そういう意味では、脩太たちも、厳密にはルール違反を犯している。学園の敷地外だが、近くのビルの屋上に、狙撃手として佐菜子を配置しているのだ。もちろん不意打ちをするためではない。生徒会側が大きなルール違反を犯した場合に警告射撃をしてもらうための保険である。
ここはお互い様といったところだろう。暗黙のグレーゾーンだ。
「すまねえが、ドンパチを始める前に、もう一度ルールを確認しておきてえ!」
「わかりました!」
「戦いはあくまでタイマン! 一対一だ! ただし、お前らは二人で一組の戦闘ユニットだからそれで一人とみなす!」
この提案が生徒会側から出されたときは正直耳を疑った。そんな譲歩をしてくるなど、夢にも思っていなかったからだ。だが今ならその理由がよくわかる。矢倉イビシャ先輩がどこかから見ているかも――というのがその答えだ。
レミー一人で戦場に駆り出しても、ビームペネトレーター戦に終始するのはわかりきっている。そしてそれは既に、実際に戦った能満別彩子の口から詳しく伝わっているはずだ。だからイビシャ先輩にビームペネトレーターの情報はこれ以上必要ない。彼が欲しているのは、第二、第三のシークレット武装の情報なのだ。
それを引き出すには、まず、観測者である脩太も戦闘に参加する必要がある。二人で一組を認めるのはそういう理由だ。

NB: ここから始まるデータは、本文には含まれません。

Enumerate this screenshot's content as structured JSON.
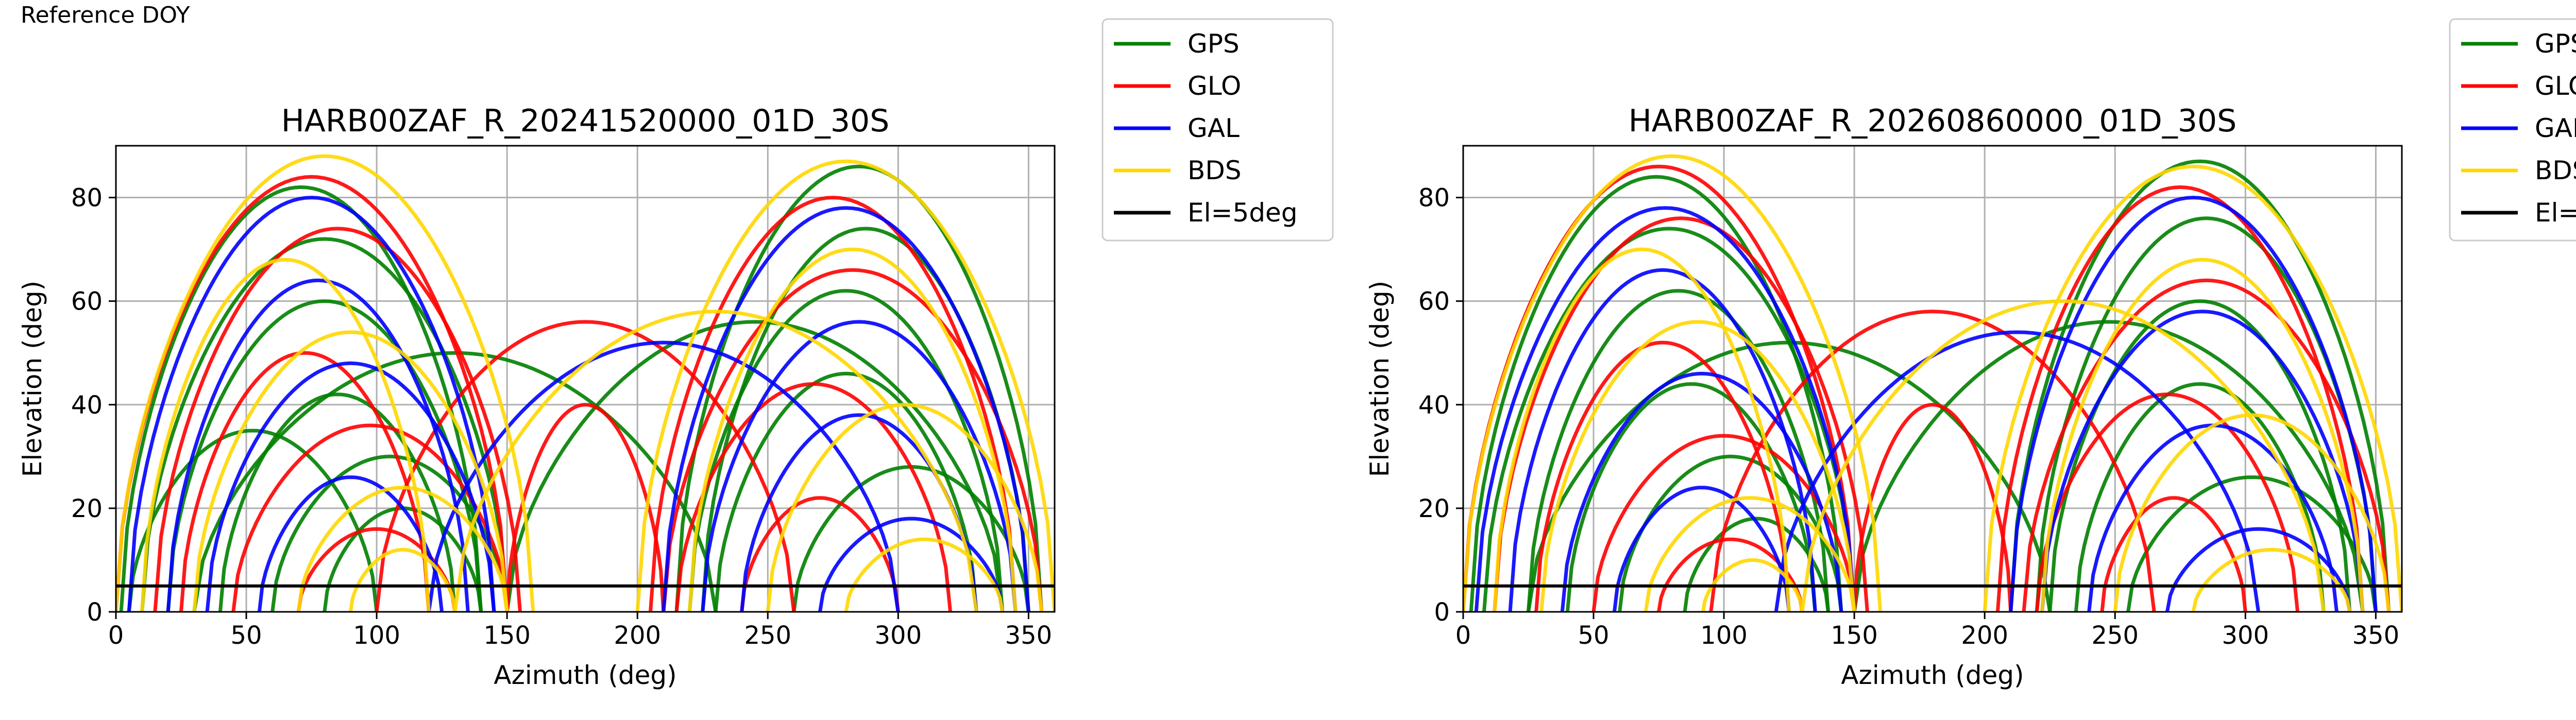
{
  "page_label": "Reference DOY",
  "legend": [
    {
      "label": "GPS",
      "color": "#008000"
    },
    {
      "label": "GLO",
      "color": "#ff0000"
    },
    {
      "label": "GAL",
      "color": "#0000ff"
    },
    {
      "label": "BDS",
      "color": "#ffd700"
    },
    {
      "label": "El=5deg",
      "color": "#000000"
    }
  ],
  "chart_data": [
    {
      "type": "line",
      "title": "HARB00ZAF_R_20241520000_01D_30S",
      "xlabel": "Azimuth (deg)",
      "ylabel": "Elevation (deg)",
      "xlim": [
        0,
        360
      ],
      "ylim": [
        0,
        90
      ],
      "xticks": [
        0,
        50,
        100,
        150,
        200,
        250,
        300,
        350
      ],
      "yticks": [
        0,
        20,
        40,
        60,
        80
      ],
      "grid": true,
      "legend_position": "outside-right",
      "reference_line": {
        "name": "El=5deg",
        "y": 5,
        "color": "#000000"
      },
      "series": [
        {
          "name": "GPS",
          "color": "#008000",
          "tracks": [
            {
              "az0": 2,
              "az1": 140,
              "peak": 82
            },
            {
              "az0": 10,
              "az1": 150,
              "peak": 72
            },
            {
              "az0": 20,
              "az1": 140,
              "peak": 60
            },
            {
              "az0": 40,
              "az1": 130,
              "peak": 42
            },
            {
              "az0": 60,
              "az1": 150,
              "peak": 30
            },
            {
              "az0": 80,
              "az1": 140,
              "peak": 20
            },
            {
              "az0": 5,
              "az1": 100,
              "peak": 35
            },
            {
              "az0": 215,
              "az1": 355,
              "peak": 86
            },
            {
              "az0": 225,
              "az1": 350,
              "peak": 74
            },
            {
              "az0": 220,
              "az1": 340,
              "peak": 62
            },
            {
              "az0": 230,
              "az1": 330,
              "peak": 46
            },
            {
              "az0": 260,
              "az1": 350,
              "peak": 28
            },
            {
              "az0": 150,
              "az1": 340,
              "peak": 56
            },
            {
              "az0": 30,
              "az1": 230,
              "peak": 50
            }
          ]
        },
        {
          "name": "GLO",
          "color": "#ff0000",
          "tracks": [
            {
              "az0": 0,
              "az1": 150,
              "peak": 84
            },
            {
              "az0": 15,
              "az1": 155,
              "peak": 74
            },
            {
              "az0": 25,
              "az1": 120,
              "peak": 50
            },
            {
              "az0": 45,
              "az1": 150,
              "peak": 36
            },
            {
              "az0": 70,
              "az1": 130,
              "peak": 16
            },
            {
              "az0": 205,
              "az1": 345,
              "peak": 80
            },
            {
              "az0": 210,
              "az1": 355,
              "peak": 66
            },
            {
              "az0": 215,
              "az1": 320,
              "peak": 44
            },
            {
              "az0": 240,
              "az1": 300,
              "peak": 22
            },
            {
              "az0": 150,
              "az1": 210,
              "peak": 40
            },
            {
              "az0": 100,
              "az1": 260,
              "peak": 56
            }
          ]
        },
        {
          "name": "GAL",
          "color": "#0000ff",
          "tracks": [
            {
              "az0": 5,
              "az1": 145,
              "peak": 80
            },
            {
              "az0": 20,
              "az1": 135,
              "peak": 64
            },
            {
              "az0": 35,
              "az1": 145,
              "peak": 48
            },
            {
              "az0": 55,
              "az1": 125,
              "peak": 26
            },
            {
              "az0": 210,
              "az1": 350,
              "peak": 78
            },
            {
              "az0": 225,
              "az1": 345,
              "peak": 56
            },
            {
              "az0": 240,
              "az1": 330,
              "peak": 38
            },
            {
              "az0": 270,
              "az1": 340,
              "peak": 18
            },
            {
              "az0": 120,
              "az1": 300,
              "peak": 52
            }
          ]
        },
        {
          "name": "BDS",
          "color": "#ffd700",
          "tracks": [
            {
              "az0": 0,
              "az1": 160,
              "peak": 88
            },
            {
              "az0": 10,
              "az1": 120,
              "peak": 68
            },
            {
              "az0": 30,
              "az1": 150,
              "peak": 54
            },
            {
              "az0": 70,
              "az1": 150,
              "peak": 24
            },
            {
              "az0": 90,
              "az1": 130,
              "peak": 12
            },
            {
              "az0": 200,
              "az1": 360,
              "peak": 87
            },
            {
              "az0": 220,
              "az1": 345,
              "peak": 70
            },
            {
              "az0": 250,
              "az1": 355,
              "peak": 40
            },
            {
              "az0": 280,
              "az1": 340,
              "peak": 14
            },
            {
              "az0": 130,
              "az1": 330,
              "peak": 58
            }
          ]
        }
      ]
    },
    {
      "type": "line",
      "title": "HARB00ZAF_R_20260860000_01D_30S",
      "xlabel": "Azimuth (deg)",
      "ylabel": "Elevation (deg)",
      "xlim": [
        0,
        360
      ],
      "ylim": [
        0,
        90
      ],
      "xticks": [
        0,
        50,
        100,
        150,
        200,
        250,
        300,
        350
      ],
      "yticks": [
        0,
        20,
        40,
        60,
        80
      ],
      "grid": true,
      "legend_position": "outside-right",
      "reference_line": {
        "name": "El=5deg",
        "y": 5,
        "color": "#000000"
      },
      "series": [
        {
          "name": "GPS",
          "color": "#008000",
          "tracks": [
            {
              "az0": 3,
              "az1": 145,
              "peak": 84
            },
            {
              "az0": 8,
              "az1": 150,
              "peak": 74
            },
            {
              "az0": 25,
              "az1": 140,
              "peak": 62
            },
            {
              "az0": 40,
              "az1": 135,
              "peak": 44
            },
            {
              "az0": 60,
              "az1": 145,
              "peak": 30
            },
            {
              "az0": 85,
              "az1": 140,
              "peak": 18
            },
            {
              "az0": 210,
              "az1": 355,
              "peak": 87
            },
            {
              "az0": 220,
              "az1": 350,
              "peak": 76
            },
            {
              "az0": 225,
              "az1": 340,
              "peak": 60
            },
            {
              "az0": 235,
              "az1": 330,
              "peak": 44
            },
            {
              "az0": 255,
              "az1": 350,
              "peak": 26
            },
            {
              "az0": 150,
              "az1": 345,
              "peak": 56
            },
            {
              "az0": 25,
              "az1": 225,
              "peak": 52
            }
          ]
        },
        {
          "name": "GLO",
          "color": "#ff0000",
          "tracks": [
            {
              "az0": 0,
              "az1": 150,
              "peak": 86
            },
            {
              "az0": 12,
              "az1": 155,
              "peak": 76
            },
            {
              "az0": 28,
              "az1": 125,
              "peak": 52
            },
            {
              "az0": 50,
              "az1": 150,
              "peak": 34
            },
            {
              "az0": 75,
              "az1": 130,
              "peak": 14
            },
            {
              "az0": 205,
              "az1": 345,
              "peak": 82
            },
            {
              "az0": 215,
              "az1": 355,
              "peak": 64
            },
            {
              "az0": 220,
              "az1": 320,
              "peak": 42
            },
            {
              "az0": 245,
              "az1": 300,
              "peak": 22
            },
            {
              "az0": 150,
              "az1": 210,
              "peak": 40
            },
            {
              "az0": 95,
              "az1": 265,
              "peak": 58
            }
          ]
        },
        {
          "name": "GAL",
          "color": "#0000ff",
          "tracks": [
            {
              "az0": 5,
              "az1": 150,
              "peak": 78
            },
            {
              "az0": 18,
              "az1": 135,
              "peak": 66
            },
            {
              "az0": 38,
              "az1": 145,
              "peak": 46
            },
            {
              "az0": 58,
              "az1": 125,
              "peak": 24
            },
            {
              "az0": 210,
              "az1": 350,
              "peak": 80
            },
            {
              "az0": 222,
              "az1": 345,
              "peak": 58
            },
            {
              "az0": 240,
              "az1": 335,
              "peak": 36
            },
            {
              "az0": 270,
              "az1": 340,
              "peak": 16
            },
            {
              "az0": 120,
              "az1": 305,
              "peak": 54
            }
          ]
        },
        {
          "name": "BDS",
          "color": "#ffd700",
          "tracks": [
            {
              "az0": 0,
              "az1": 160,
              "peak": 88
            },
            {
              "az0": 12,
              "az1": 125,
              "peak": 70
            },
            {
              "az0": 30,
              "az1": 150,
              "peak": 56
            },
            {
              "az0": 70,
              "az1": 150,
              "peak": 22
            },
            {
              "az0": 92,
              "az1": 130,
              "peak": 10
            },
            {
              "az0": 200,
              "az1": 360,
              "peak": 86
            },
            {
              "az0": 222,
              "az1": 345,
              "peak": 68
            },
            {
              "az0": 250,
              "az1": 355,
              "peak": 38
            },
            {
              "az0": 280,
              "az1": 340,
              "peak": 12
            },
            {
              "az0": 130,
              "az1": 330,
              "peak": 60
            }
          ]
        }
      ]
    }
  ]
}
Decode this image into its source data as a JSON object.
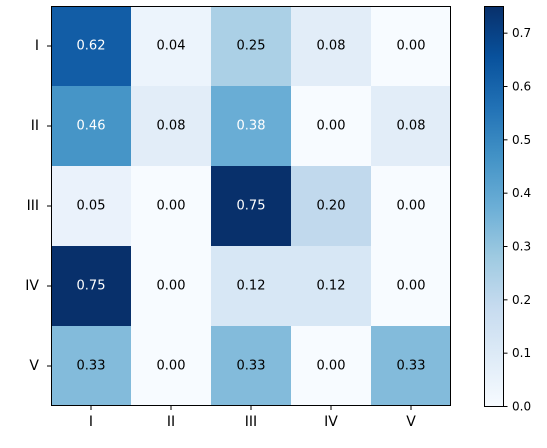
{
  "chart_data": {
    "type": "heatmap",
    "colormap": "Blues",
    "row_labels": [
      "I",
      "II",
      "III",
      "IV",
      "V"
    ],
    "col_labels": [
      "I",
      "II",
      "III",
      "IV",
      "V"
    ],
    "values": [
      [
        0.62,
        0.04,
        0.25,
        0.08,
        0.0
      ],
      [
        0.46,
        0.08,
        0.38,
        0.0,
        0.08
      ],
      [
        0.05,
        0.0,
        0.75,
        0.2,
        0.0
      ],
      [
        0.75,
        0.0,
        0.12,
        0.12,
        0.0
      ],
      [
        0.33,
        0.0,
        0.33,
        0.0,
        0.33
      ]
    ],
    "cell_labels": [
      [
        "0.62",
        "0.04",
        "0.25",
        "0.08",
        "0.00"
      ],
      [
        "0.46",
        "0.08",
        "0.38",
        "0.00",
        "0.08"
      ],
      [
        "0.05",
        "0.00",
        "0.75",
        "0.20",
        "0.00"
      ],
      [
        "0.75",
        "0.00",
        "0.12",
        "0.12",
        "0.00"
      ],
      [
        "0.33",
        "0.00",
        "0.33",
        "0.00",
        "0.33"
      ]
    ],
    "colorbar": {
      "min": 0.0,
      "max": 0.75,
      "ticks": [
        0.0,
        0.1,
        0.2,
        0.3,
        0.4,
        0.5,
        0.6,
        0.7
      ],
      "tick_labels": [
        "0.0",
        "0.1",
        "0.2",
        "0.3",
        "0.4",
        "0.5",
        "0.6",
        "0.7"
      ]
    },
    "title": "",
    "xlabel": "",
    "ylabel": ""
  }
}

そしてもう一つ、残念ながら粘土寺剣ではその詳細をレポートする能力に欠けている。ゆえにイビシャ先輩自身が現場に出張ってきているのだ。
わかってしまえば、シンプルな構造だ。
「二つ目は戦利品についてだ。お前らが勝ったら旧校舎は全てお前らのものだ。そして俺が勝ったらバイオニックG7は生徒会がもらい受ける。毎日のチュロスとかいうやつも準備させる。それでいいな!?」
「それについてはもう一度要求しておきたいことがあります! 旧校舎が僕たちの管理下に置かれるなら、旧体育館もそうであるべきだ。なぜあなた方が、新旧両方の体育館を持ち続けることになるのか、納得のいく説明が欲しいです!」
「納得させることは出来ねえ!」
「言い切った!?」
「旧体育館は、自分の主を自分で選ぶ。今回、お前たちは選ばれなかった。それだけの話だ」
「??? ――そんなので納得出来るわけないでしょう?」
「今は受け入れろ! これは俺の心からの助言だぜえ!」
旧体育館にどんな秘密があるのかわからないが、粘土寺剣のように直情な人間が、いったん駄目と言い出したら、それが覆されることはないだろう。
これ以上の交渉は、時間のロスだと判断する。
そうでなくても、スクールメーカーの襲撃部隊が迫っている可能性があるのだ。大槻先生がうまく押し止めていてくれればいいのだが、先生からの連絡はあれから一度もない。いきなり殺されたりはしていないだろうが、身柄を拘束されてしまった可能性は拭いきれない。
万全を期するなら、スクールメーカーの襲撃部隊は来るという前提で行動すべきだ。
つまり、彼らの襲撃より先に、粘土寺剣との決着を付けておくべきなのだ。
残された時間は、多分、あまり多くない。
「わかりました! では始めましょう! スタートの合図はどうしますか?」
「そうだな、あのビルの屋上に待機しているお前らの狙撃手に、弾を一発撃ってもらおうか。その音が合図だ」
『――気付いていたのか……粘土寺剣、あなどれない』
脩太は、耳に付けたインカムを通して佐菜子に伝える。
「一発撃ってください。それでスタートです」
『ロジャー。空砲を撃ちます』
数秒後、パーーンッという乾いた音が辺りに響いた。『決戦』の始まりだ。